Hal ini selaras dengan pandangan Kepala Departemen Politik dan Perubahan Sosial Center for Strategic and International Studies (CSIS) Arya Fernandes. Kendati memiliki menteri dan wakil menteri yang relatif banyak, Presiden Prabowo tetap dominan di kabinet. Kondisi ini bisa terlihat dari sebagian besar kebijakan dikeluarkan tanpa adanya pembahasan dengan para menteri.
“Dominasi Presiden yang besar itu terlihat dalam menentukan banyak kebijakan penting. MBG (Makan Bergizi Gratis), Koperasi Merah Putih, segala macam itu diputuskan tanpa adanya pembahasan kebijakan mendalam di tingkat kabinet dan juga tingkat koalisi,” ujarnya di Jakarta, Selasa (23/12/2025).
Padahal, jika dilihat dari kabinet presiden-presiden sebelumnya, pembahasan kebijakan isu-isu strategis di kabinet cukup intens dilakukan. Sementara dalam pemerintahan Presiden Prabowo, tidak semua menteri yang dipanggil untuk membahas dan berdiskusi terkait kebijakan strategis.

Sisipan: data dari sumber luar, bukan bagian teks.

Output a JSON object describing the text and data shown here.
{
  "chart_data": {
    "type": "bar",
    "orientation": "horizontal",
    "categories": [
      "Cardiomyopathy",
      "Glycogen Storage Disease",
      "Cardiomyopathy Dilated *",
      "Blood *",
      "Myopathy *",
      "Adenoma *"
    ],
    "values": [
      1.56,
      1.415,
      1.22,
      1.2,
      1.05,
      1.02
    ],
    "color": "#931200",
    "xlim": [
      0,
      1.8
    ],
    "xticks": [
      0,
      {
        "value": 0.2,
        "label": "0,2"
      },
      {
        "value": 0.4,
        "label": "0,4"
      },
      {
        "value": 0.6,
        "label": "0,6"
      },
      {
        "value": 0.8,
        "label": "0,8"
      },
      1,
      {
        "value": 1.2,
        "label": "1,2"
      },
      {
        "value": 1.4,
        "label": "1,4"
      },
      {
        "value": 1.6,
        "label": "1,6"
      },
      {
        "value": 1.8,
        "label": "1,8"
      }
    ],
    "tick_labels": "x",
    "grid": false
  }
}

Presiden Prabowo, lanjut Arya, juga hanya memanggil segelintir menteri atau pejabat tinggi negara untuk membahas isu-isu strategis. Sebut saja Menteri Koordinator Bidang Pangan Zulkifli Hasan, Menteri Sekretaris Negara Prasetyo Hadi, hingga Menteri Energi dan Sumber Daya Mineral Bahlil Lahadalia.
Ketiga menteri tersebut memang memegang jabatan penting di partai masing-masing. Zulkifli menjabat Ketua Umum PAN, sementara Bahlil adalah Ketua Umum Partai Golkar. Prasetyo Hadi saat ini menjabat Ketua DPP Partai Gerindra.
Namun, Arya melihat ketiga sosok ini dipanggil bukan karena latar belakang mereka di partai politik. Dia menilai para menteri ini dipanggil karena berkaitan dengan isu-isu strategis sesuai dengan kebijakan Prabowo.
“Jadi, saya kira itu bukan karena kedekatan koalisi, tetapi menteri-menteri tersebut banyak berhubungan dengan program strategis. Zulhas (Zulkifli Hasan) terkait pangan dan MBG, Bahlil soal energi. Ada juga yang sering dipanggil Ketua BGN (Dadan Hindayana),” lanjutnya.
Dominasi Presiden Prabowo Subianto juga terlihat dalam dinamika koalisi pemerintahan. Menurut Arya, hal ini bisa dilihat dari dukungan DPR terhadap kebijakan-kebijakan yang dikeluarkan Prabowo. Namun, hal ini belum tentu bertahan lama.
“Presiden memang punya kekuasaan yang besar saat ini. Dia bisa melakukan reshuffle segala macam. Tapi, nanti di tahun ketiga belum bisa dipastikan karena partai-partai itu akan berhitung juga,” ujarnya.
Perhitungan tersebut, kata Arya, termasuk bagaimana kondisi masyarakat memandang pemerintahan Prabowo. Jika ada ketidakpuasan terhadap kinerja pemerintah, bukan tidak mungkin pelan-pelan partai akan menarik diri dan berpihak kepada masyarakat.
“Para partai saya kira tengah menunggu bagaimana situasi di tingkat masyarakat. Dan memang idealnya begitu, saat partai lebih memihak kepada kondisi masyarakat dibandingkan kekuasaan,” paparnya.